What universe were you living in? mCig didn't get to $.92 based on sales of their $10 vaporizers. Of course there was a bubble. We all got carried away on expectations. Once it reverted to a more rational valuation I encouraged people to stay the course because it was a legitimate company with real products and business plans which would eventually pay off, while you and others were perpetually using baseless assumptions and flawed logic to argue that it was a scam. We're still having that argument.



there was no bubble, they scammed people into thinking they were going to be able to sell huge amount of retail vaporizers...you can call it a bubblea all you want. The other MJ stocks were in a bubble, they had no product, no sales, and basically were put in a bubble. MCIG just had lofty expectations and talked about their sales plan and going to NYSE etc etc. That's not a bubble, they rose because of the serious plans Paul laid out...once it was realized they weren't hitting their targets and the 10Qs came out it dropped.

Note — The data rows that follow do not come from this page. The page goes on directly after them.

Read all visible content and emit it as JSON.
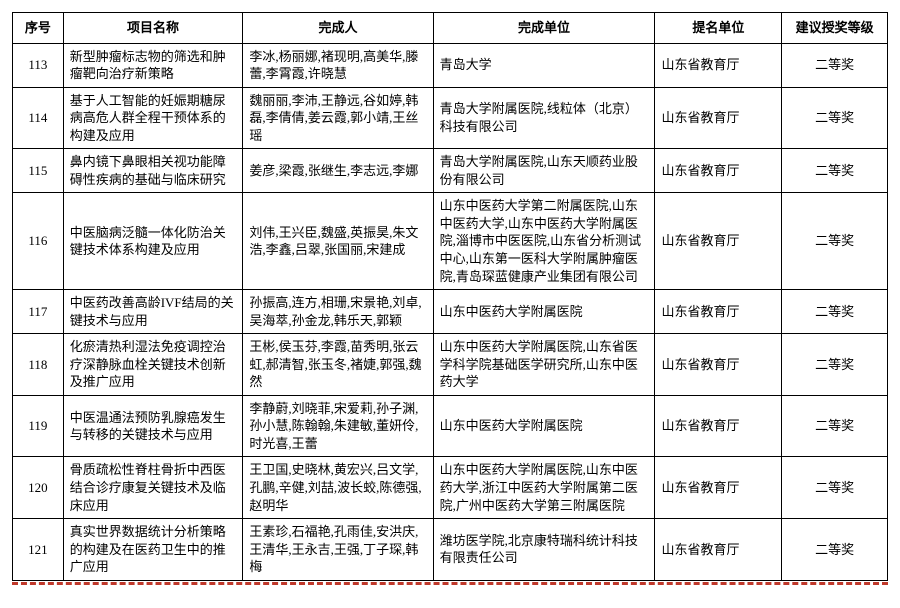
{
  "table": {
    "columns": [
      "序号",
      "项目名称",
      "完成人",
      "完成单位",
      "提名单位",
      "建议授奖等级"
    ],
    "rows": [
      {
        "idx": "113",
        "name": "新型肿瘤标志物的筛选和肿瘤靶向治疗新策略",
        "people": "李冰,杨丽娜,褚现明,高美华,滕蕾,李霄霞,许晓慧",
        "unit": "青岛大学",
        "nom": "山东省教育厅",
        "grade": "二等奖"
      },
      {
        "idx": "114",
        "name": "基于人工智能的妊娠期糖尿病高危人群全程干预体系的构建及应用",
        "people": "魏丽丽,李沛,王静远,谷如婷,韩磊,李倩倩,姜云霞,郭小靖,王丝瑶",
        "unit": "青岛大学附属医院,线粒体（北京）科技有限公司",
        "nom": "山东省教育厅",
        "grade": "二等奖"
      },
      {
        "idx": "115",
        "name": "鼻内镜下鼻眼相关视功能障碍性疾病的基础与临床研究",
        "people": "姜彦,梁霞,张继生,李志远,李娜",
        "unit": "青岛大学附属医院,山东天顺药业股份有限公司",
        "nom": "山东省教育厅",
        "grade": "二等奖"
      },
      {
        "idx": "116",
        "name": "中医脑病泛髓一体化防治关键技术体系构建及应用",
        "people": "刘伟,王兴臣,魏盛,英振昊,朱文浩,李鑫,吕翠,张国丽,宋建成",
        "unit": "山东中医药大学第二附属医院,山东中医药大学,山东中医药大学附属医院,淄博市中医医院,山东省分析测试中心,山东第一医科大学附属肿瘤医院,青岛琛蓝健康产业集团有限公司",
        "nom": "山东省教育厅",
        "grade": "二等奖"
      },
      {
        "idx": "117",
        "name": "中医药改善高龄IVF结局的关键技术与应用",
        "people": "孙振高,连方,相珊,宋景艳,刘卓,吴海萃,孙金龙,韩乐天,郭颖",
        "unit": "山东中医药大学附属医院",
        "nom": "山东省教育厅",
        "grade": "二等奖"
      },
      {
        "idx": "118",
        "name": "化瘀清热利湿法免疫调控治疗深静脉血栓关键技术创新及推广应用",
        "people": "王彬,侯玉芬,李霞,苗秀明,张云虹,郝清智,张玉冬,褚婕,郭强,魏然",
        "unit": "山东中医药大学附属医院,山东省医学科学院基础医学研究所,山东中医药大学",
        "nom": "山东省教育厅",
        "grade": "二等奖"
      },
      {
        "idx": "119",
        "name": "中医温通法预防乳腺癌发生与转移的关键技术与应用",
        "people": "李静蔚,刘晓菲,宋爱莉,孙子渊,孙小慧,陈翰翰,朱建敏,董妍伶,时光喜,王蕾",
        "unit": "山东中医药大学附属医院",
        "nom": "山东省教育厅",
        "grade": "二等奖"
      },
      {
        "idx": "120",
        "name": "骨质疏松性脊柱骨折中西医结合诊疗康复关键技术及临床应用",
        "people": "王卫国,史晓林,黄宏兴,吕文学,孔鹏,辛健,刘喆,波长蛟,陈德强,赵明华",
        "unit": "山东中医药大学附属医院,山东中医药大学,浙江中医药大学附属第二医院,广州中医药大学第三附属医院",
        "nom": "山东省教育厅",
        "grade": "二等奖"
      },
      {
        "idx": "121",
        "name": "真实世界数据统计分析策略的构建及在医药卫生中的推广应用",
        "people": "王素珍,石福艳,孔雨佳,安洪庆,王清华,王永吉,王强,丁子琛,韩梅",
        "unit": "潍坊医学院,北京康特瑞科统计科技有限责任公司",
        "nom": "山东省教育厅",
        "grade": "二等奖"
      }
    ]
  }
}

and i think we were right, this was a scam - and they have since gotten out of the MCIG vaporizer market. It was a scam and worthless product and I called that early.




11.


Now were getting closer to agreeing. We've both had missed calls. My main issue is with your accusation that mCig is lying. You argue that everything is a lie if it doesn't happen exactly as planned. A lie involves intent to deceive and you have no way of knowing the intent of mCig management. Business plans change and evolve. The test is whether they result in additional revenue, which in mCig's case has happened consistently for three years with zero debt.

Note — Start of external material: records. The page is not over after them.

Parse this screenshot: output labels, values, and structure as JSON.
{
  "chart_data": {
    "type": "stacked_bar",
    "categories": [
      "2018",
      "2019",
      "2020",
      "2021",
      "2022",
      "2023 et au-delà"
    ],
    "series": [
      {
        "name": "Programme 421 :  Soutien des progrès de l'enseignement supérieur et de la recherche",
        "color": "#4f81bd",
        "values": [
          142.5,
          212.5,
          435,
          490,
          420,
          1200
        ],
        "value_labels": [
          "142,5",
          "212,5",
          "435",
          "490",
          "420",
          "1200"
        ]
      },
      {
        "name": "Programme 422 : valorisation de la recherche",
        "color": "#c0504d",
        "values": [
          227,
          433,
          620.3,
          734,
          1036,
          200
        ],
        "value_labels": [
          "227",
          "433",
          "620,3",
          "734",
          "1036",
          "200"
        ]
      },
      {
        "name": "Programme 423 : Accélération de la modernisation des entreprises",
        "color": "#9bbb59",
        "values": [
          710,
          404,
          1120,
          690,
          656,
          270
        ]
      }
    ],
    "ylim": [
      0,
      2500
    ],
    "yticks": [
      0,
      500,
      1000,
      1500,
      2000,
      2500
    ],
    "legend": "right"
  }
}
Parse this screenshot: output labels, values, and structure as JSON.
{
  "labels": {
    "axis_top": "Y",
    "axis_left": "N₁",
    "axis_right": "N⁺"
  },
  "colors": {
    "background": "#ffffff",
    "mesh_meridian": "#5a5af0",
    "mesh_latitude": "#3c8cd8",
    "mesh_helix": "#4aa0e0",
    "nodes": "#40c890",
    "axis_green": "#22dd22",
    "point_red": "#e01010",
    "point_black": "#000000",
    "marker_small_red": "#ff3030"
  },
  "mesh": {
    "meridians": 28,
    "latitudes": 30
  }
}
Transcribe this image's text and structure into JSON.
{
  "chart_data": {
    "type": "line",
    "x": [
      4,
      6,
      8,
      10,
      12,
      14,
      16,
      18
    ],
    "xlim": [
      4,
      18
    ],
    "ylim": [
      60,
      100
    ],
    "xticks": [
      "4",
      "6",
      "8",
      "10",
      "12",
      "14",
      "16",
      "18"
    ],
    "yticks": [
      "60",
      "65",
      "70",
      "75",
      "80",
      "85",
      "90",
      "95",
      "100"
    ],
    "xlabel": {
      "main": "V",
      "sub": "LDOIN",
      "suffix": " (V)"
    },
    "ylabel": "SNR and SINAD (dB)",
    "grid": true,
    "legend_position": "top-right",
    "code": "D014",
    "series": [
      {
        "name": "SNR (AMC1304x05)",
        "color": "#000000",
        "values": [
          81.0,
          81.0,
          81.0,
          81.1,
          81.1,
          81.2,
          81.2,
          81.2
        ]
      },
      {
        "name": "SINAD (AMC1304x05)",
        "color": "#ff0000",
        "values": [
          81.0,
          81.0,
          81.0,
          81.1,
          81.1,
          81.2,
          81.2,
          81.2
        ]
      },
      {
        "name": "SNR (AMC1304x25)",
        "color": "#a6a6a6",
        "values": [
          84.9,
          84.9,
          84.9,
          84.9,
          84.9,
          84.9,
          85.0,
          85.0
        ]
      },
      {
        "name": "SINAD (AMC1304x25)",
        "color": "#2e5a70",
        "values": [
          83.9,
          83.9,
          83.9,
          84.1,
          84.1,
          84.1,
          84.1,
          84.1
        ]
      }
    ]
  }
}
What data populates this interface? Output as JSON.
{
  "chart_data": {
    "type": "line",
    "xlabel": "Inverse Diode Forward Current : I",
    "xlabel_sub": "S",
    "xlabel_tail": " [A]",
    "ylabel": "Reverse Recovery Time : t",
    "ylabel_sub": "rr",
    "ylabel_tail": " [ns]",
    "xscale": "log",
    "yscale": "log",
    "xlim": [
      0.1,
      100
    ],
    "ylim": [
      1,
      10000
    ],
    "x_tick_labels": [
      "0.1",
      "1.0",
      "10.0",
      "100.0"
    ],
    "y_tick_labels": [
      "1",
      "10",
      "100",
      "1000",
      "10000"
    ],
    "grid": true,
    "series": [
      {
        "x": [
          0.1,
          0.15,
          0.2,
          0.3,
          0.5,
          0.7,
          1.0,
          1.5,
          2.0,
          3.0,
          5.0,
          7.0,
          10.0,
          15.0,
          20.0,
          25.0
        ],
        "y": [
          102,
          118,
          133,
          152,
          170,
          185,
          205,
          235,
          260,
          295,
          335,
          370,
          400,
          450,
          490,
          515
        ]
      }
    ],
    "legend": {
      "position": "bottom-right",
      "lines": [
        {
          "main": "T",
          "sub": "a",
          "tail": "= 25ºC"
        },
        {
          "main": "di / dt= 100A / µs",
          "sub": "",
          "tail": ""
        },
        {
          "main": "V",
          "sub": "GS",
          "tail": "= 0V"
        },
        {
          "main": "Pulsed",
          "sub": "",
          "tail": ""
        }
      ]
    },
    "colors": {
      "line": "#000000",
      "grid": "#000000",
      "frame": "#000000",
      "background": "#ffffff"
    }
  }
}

I've reported my conversations with Paul. He's been quite transparent with me and is the first to admit that he's made some wrong calls. In fact, much of his problems stem from a desire to be too transparent and to let shareholders know his thinking before the plans are solidified. You call these lies. To me they indicate a CEO who's willing to change directions and take the heat whenever one of his initiatives doesn't work out as planned. Yes, it's frustrating. But it's not dishonest.



B.S.

when they decide to change plans, at what point are they letting shareholders know? LOL@being to transparent. Listen, when CAnnapods deal fell - he put out a PR ( a bit late IMO) and was transparent about CAnnapods severing ties and that was true. I don't expect him to call himself out for not executing. But that was 1 deal - all the others have been surrounded with some shroud of mystery even the ones like the "securties company" which was PR'd but not clear. Pulling out of MCIG vaporizers hasn't been clear, all the failures have not been transparent. If this was a big boy company, they woulnd't be able to get away with half of this stuff. But taht's why we are on the OTC boards.